Astronomy:HD 168009
| Observation data Equinox J2000.0]] (ICRS) | |
|---|---|
| Constellation | Lyra |
| Right ascension | 18h 15m 32.463s[1] |
| Declination | +45° 12′ 33.54″[1] |
| Apparent magnitude (V) | 6.307[2] |
| Characteristics | |
| Spectral type | G1 V[3] |
| U−B color index | 0.115[2] |
| B−V color index | 0.635[2] |
| Astrometry | |
| Radial velocity (Rv) | −64.9±0.1[4] km/s |
| Proper motion (μ) | RA: −77.290±0.018[1] mas/yr Dec.: −114.748±0.019[1] mas/yr |
| Parallax (π) | 42.9348 ± 0.0158[1] mas |
| Distance | 75.97 ± 0.03 ly (23.291 ± 0.009 pc) |
| Absolute magnitude (MV) | 4.52[2][5] |
| Absolute bolometric magnitude (Mbol) | 4.39±0.06[6] |
| Details[4] | |
| Mass | 0.99 M☉ |
| Radius | 1.14±0.04[6] R☉ |
| Luminosity | 1.43[7] L☉ |
| Surface gravity (log g) | 4.31 cgs |
| Temperature | 5,792±80 K |
| Metallicity [Fe/H] | −0.02 dex |
| Rotation | 5.985±0.019 d[8] |
| Rotational velocity (v sin i) | 3[5] km/s |
| Age | 8.1 Gyr |
| Other designations | |
| Database references | |
| SIMBAD | data |
HD 168009 is a star in the northern constellation of Lyra. It has an apparent visual magnitude of 6.3,[2] placing it just above to below the normal limit of stars visible to the naked eye under good viewing conditions of 6-6.5. An annual parallax shift of 42.93 mas provides a distance estimate of 76 light years. It is moving closer to the Sun with a heliocentric radial velocity of −65 km/s.[4] In about 328,000 years from now, the star will make its closest approach at a distance of around 17 ly (5.1 pc).[10]
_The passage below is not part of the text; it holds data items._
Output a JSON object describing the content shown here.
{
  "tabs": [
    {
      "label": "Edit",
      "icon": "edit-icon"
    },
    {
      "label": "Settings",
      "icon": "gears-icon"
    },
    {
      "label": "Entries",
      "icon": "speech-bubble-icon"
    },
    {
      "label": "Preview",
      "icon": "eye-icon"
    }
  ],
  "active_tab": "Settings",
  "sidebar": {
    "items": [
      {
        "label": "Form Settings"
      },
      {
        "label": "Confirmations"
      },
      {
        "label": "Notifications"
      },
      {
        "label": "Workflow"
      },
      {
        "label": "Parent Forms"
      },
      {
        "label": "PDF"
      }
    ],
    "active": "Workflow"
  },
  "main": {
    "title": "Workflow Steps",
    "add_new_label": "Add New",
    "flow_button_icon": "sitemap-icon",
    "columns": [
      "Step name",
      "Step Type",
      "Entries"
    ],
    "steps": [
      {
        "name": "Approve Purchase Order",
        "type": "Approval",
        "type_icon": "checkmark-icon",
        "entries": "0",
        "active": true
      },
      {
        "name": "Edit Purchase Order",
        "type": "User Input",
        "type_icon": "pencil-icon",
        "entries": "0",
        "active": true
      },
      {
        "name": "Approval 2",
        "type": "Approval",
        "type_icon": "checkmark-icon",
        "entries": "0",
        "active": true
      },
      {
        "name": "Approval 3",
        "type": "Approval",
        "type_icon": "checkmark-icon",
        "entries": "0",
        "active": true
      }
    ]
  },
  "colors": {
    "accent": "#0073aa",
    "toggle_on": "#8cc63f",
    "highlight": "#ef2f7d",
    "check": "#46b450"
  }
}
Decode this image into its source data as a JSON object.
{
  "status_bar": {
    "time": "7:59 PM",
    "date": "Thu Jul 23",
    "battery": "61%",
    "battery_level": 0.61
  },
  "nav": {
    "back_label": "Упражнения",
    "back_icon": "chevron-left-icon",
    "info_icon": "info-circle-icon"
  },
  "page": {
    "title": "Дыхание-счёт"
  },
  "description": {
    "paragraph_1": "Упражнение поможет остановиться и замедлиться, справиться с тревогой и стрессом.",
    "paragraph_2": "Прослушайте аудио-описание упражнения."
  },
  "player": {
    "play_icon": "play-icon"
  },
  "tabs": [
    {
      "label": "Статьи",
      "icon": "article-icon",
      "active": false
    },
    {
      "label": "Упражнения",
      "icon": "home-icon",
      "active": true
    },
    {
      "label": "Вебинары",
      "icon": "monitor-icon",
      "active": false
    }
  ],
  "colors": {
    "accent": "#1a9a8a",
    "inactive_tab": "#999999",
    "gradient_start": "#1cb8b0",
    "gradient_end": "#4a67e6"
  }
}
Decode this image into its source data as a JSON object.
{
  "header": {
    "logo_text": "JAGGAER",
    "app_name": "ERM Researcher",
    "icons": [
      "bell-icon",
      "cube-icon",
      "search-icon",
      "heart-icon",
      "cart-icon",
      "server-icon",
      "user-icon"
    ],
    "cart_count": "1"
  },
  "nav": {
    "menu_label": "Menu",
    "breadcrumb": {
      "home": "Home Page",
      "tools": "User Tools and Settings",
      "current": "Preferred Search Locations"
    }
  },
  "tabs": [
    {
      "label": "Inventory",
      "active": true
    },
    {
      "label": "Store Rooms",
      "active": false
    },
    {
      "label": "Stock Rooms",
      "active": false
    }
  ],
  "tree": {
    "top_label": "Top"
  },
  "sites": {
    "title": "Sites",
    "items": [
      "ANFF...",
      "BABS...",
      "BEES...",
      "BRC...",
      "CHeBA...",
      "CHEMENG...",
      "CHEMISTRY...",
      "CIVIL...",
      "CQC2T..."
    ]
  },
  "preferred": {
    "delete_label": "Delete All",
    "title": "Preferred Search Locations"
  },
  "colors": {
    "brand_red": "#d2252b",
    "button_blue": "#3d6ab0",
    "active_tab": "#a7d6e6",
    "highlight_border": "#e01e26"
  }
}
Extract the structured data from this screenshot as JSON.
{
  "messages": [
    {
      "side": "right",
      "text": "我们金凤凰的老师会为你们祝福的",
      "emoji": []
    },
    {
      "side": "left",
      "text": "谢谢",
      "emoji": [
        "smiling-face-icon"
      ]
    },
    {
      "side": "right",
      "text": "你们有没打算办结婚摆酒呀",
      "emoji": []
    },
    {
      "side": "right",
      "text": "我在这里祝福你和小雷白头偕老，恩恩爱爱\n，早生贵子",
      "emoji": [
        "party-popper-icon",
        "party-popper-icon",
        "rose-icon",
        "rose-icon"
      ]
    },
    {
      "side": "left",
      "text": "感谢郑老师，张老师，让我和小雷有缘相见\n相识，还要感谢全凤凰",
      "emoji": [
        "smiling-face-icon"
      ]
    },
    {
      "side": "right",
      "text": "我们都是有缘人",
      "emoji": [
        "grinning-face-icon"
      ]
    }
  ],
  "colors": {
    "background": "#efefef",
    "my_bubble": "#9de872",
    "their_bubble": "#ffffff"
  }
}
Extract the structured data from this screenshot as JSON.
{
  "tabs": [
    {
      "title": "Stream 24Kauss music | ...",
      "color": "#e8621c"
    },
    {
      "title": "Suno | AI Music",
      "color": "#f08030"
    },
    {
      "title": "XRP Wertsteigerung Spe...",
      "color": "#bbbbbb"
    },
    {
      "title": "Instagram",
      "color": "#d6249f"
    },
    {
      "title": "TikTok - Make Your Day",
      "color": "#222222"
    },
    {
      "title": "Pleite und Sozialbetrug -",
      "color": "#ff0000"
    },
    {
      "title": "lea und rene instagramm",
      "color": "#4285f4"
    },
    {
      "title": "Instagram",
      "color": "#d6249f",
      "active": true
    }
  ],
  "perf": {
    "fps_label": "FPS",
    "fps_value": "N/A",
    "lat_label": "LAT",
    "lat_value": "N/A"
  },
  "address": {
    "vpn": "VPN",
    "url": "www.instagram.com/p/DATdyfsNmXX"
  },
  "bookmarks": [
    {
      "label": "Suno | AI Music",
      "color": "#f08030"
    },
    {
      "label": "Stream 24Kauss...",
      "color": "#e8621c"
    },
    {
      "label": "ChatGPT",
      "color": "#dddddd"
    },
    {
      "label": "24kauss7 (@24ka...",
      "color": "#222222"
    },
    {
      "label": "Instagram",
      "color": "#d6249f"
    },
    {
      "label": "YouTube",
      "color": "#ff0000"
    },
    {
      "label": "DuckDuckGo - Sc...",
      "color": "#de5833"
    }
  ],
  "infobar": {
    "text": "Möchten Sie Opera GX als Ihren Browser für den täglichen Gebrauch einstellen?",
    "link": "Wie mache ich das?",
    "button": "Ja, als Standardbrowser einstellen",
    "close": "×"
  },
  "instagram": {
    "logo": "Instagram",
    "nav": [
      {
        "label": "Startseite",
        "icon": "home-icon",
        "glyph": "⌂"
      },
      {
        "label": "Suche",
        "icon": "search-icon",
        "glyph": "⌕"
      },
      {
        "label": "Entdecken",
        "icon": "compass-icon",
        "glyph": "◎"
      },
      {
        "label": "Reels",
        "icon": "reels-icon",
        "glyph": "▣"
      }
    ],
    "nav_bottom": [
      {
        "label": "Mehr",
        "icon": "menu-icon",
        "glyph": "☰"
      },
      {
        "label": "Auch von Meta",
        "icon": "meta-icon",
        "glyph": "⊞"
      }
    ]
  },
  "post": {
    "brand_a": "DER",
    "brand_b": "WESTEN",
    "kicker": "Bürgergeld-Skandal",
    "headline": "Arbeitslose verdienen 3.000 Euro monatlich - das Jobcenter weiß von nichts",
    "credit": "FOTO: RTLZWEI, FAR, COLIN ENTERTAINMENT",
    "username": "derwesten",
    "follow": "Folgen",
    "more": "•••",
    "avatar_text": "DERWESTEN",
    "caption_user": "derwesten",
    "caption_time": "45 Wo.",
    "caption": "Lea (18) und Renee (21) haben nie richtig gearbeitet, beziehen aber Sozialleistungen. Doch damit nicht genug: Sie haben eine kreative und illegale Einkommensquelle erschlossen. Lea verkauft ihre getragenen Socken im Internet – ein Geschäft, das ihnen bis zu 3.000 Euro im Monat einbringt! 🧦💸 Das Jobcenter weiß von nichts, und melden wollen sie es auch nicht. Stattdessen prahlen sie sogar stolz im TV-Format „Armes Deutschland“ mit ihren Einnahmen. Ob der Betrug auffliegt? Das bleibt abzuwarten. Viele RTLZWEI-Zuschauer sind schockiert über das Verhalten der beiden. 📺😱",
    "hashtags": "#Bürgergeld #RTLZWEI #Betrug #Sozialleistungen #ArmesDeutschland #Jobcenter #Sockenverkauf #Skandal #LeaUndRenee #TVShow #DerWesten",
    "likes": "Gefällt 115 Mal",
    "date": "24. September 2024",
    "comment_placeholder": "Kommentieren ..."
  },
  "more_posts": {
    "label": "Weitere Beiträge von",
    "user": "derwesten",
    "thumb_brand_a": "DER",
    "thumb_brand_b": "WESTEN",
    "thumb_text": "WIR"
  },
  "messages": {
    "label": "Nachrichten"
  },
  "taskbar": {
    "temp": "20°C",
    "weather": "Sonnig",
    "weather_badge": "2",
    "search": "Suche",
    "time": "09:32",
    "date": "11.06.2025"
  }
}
This is a solar analog,[2] which means its measured properties are similar to those of the Sun. However, it is much older than the Sun with an estimated age of around 8.1 billion years.[4] The spectrum matches a stellar classification of G1 V,[3] indicating this is an ordinary G-type main-sequence star that is generating energy through hydrogen fusion at its core. The level of chromospheric activity is low, making it a candidate for a Maunder minimum event.[4]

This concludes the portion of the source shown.